Learn how to turn spoken audio and text into a time-aligned transcript with ElevenLabs.

Overview

The ElevenLabs Forced Alignment API turns spoken audio and text into a time-aligned transcript. This is useful for cases where you have audio recording and a transcript, but need exact timestamps for each word or phrase in the transcript.
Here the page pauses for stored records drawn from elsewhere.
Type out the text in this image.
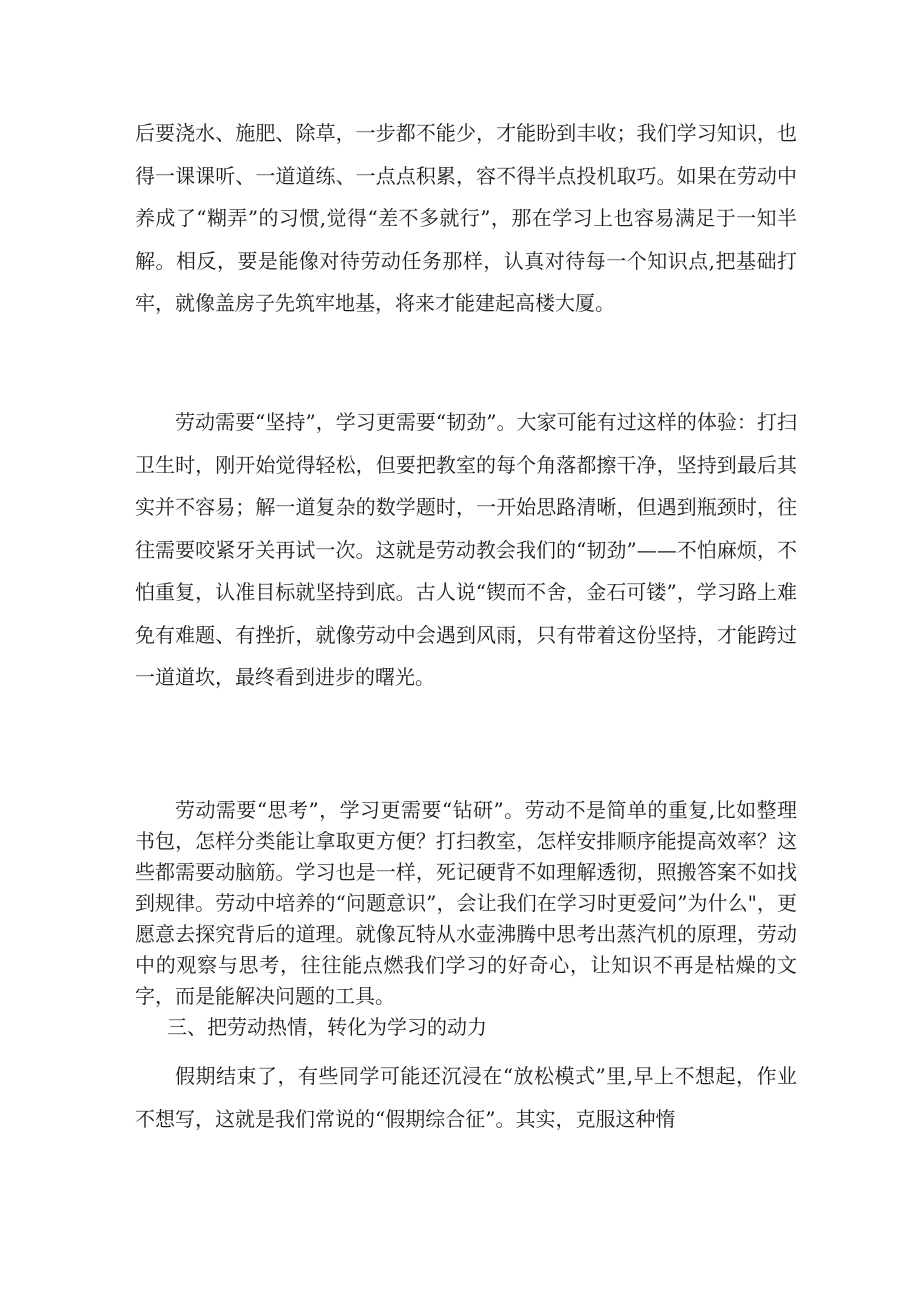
后要浇水、施肥、除草，一步都不能少，才能盼到丰收；我们学习知识，也得一课课听、一道道练、一点点积累，容不得半点投机取巧。如果在劳动中养成了“糊弄”的习惯,觉得“差不多就行”，那在学习上也容易满足于一知半解。相反，要是能像对待劳动任务那样，认真对待每一个知识点,把基础打牢，就像盖房子先筑牢地基，将来才能建起高楼大厦。

劳动需要“坚持”，学习更需要“韧劲”。大家可能有过这样的体验：打扫卫生时，刚开始觉得轻松，但要把教室的每个角落都擦干净，坚持到最后其实并不容易；解一道复杂的数学题时，一开始思路清晰，但遇到瓶颈时，往往需要咬紧牙关再试一次。这就是劳动教会我们的“韧劲”——不怕麻烦，不怕重复，认准目标就坚持到底。古人说“锲而不舍，金石可镂”，学习路上难免有难题、有挫折，就像劳动中会遇到风雨，只有带着这份坚持，才能跨过一道道坎，最终看到进步的曙光。

劳动需要“思考”，学习更需要“钻研”。劳动不是简单的重复,比如整理书包，怎样分类能让拿取更方便？打扫教室，怎样安排顺序能提高效率？这些都需要动脑筋。学习也是一样，死记硬背不如理解透彻，照搬答案不如找到规律。劳动中培养的“问题意识”，会让我们在学习时更爱问”为什么"，更愿意去探究背后的道理。就像瓦特从水壶沸腾中思考出蒸汽机的原理，劳动中的观察与思考，往往能点燃我们学习的好奇心，让知识不再是枯燥的文字，而是能解决问题的工具。

三、把劳动热情，转化为学习的动力

假期结束了，有些同学可能还沉浸在“放松模式”里,早上不想起，作业不想写，这就是我们常说的“假期综合征”。其实，克服这种惰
This can be used for:

  • Matching subtitles to a video recording
  • Generating timings for an audiobook recording of an ebook

Usage

The Forced Alignment API can be used by interfacing with the ElevenLabs API directly.

Supported languages

Our v2 models support 29 languages:

English (USA, UK, Australia, Canada), Japanese, Chinese, German, Hindi, French (France, Canada), Korean, Portuguese (Brazil, Portugal), Italian, Spanish (Spain, Mexico), Indonesian, Dutch, Turkish, Filipino, Polish, Swedish, Bulgarian, Romanian, Arabic (Saudi Arabia, UAE), Czech, Greek, Finnish, Croatian, Malay, Slovak, Danish, Tamil, Ukrainian & Russian.

FAQ

Forced alignment is a technique used to align spoken audio with text. It’s useful for cases where you have audio recording and a transcript, but need exact timestamps for each word or phrase in the transcript.

The input text should be a string with no special formatting i.e. JSON.

Example of good input text:

"Hello, how are you?"

Example of bad input text:

{
"text": "Hello, how are you?"
}

Forced Alignment costs the same as the Speech to Text API.

Forced Alignment does not support diarization. If you provide diarized text, the API will likely return unwanted results.

The maximum file size for Forced Alignment is 1GB.

For audio and video files, the maximum duration is 4.5 hours.

For the text input, the maximum length is 100,000,000 (one hundred million) characters.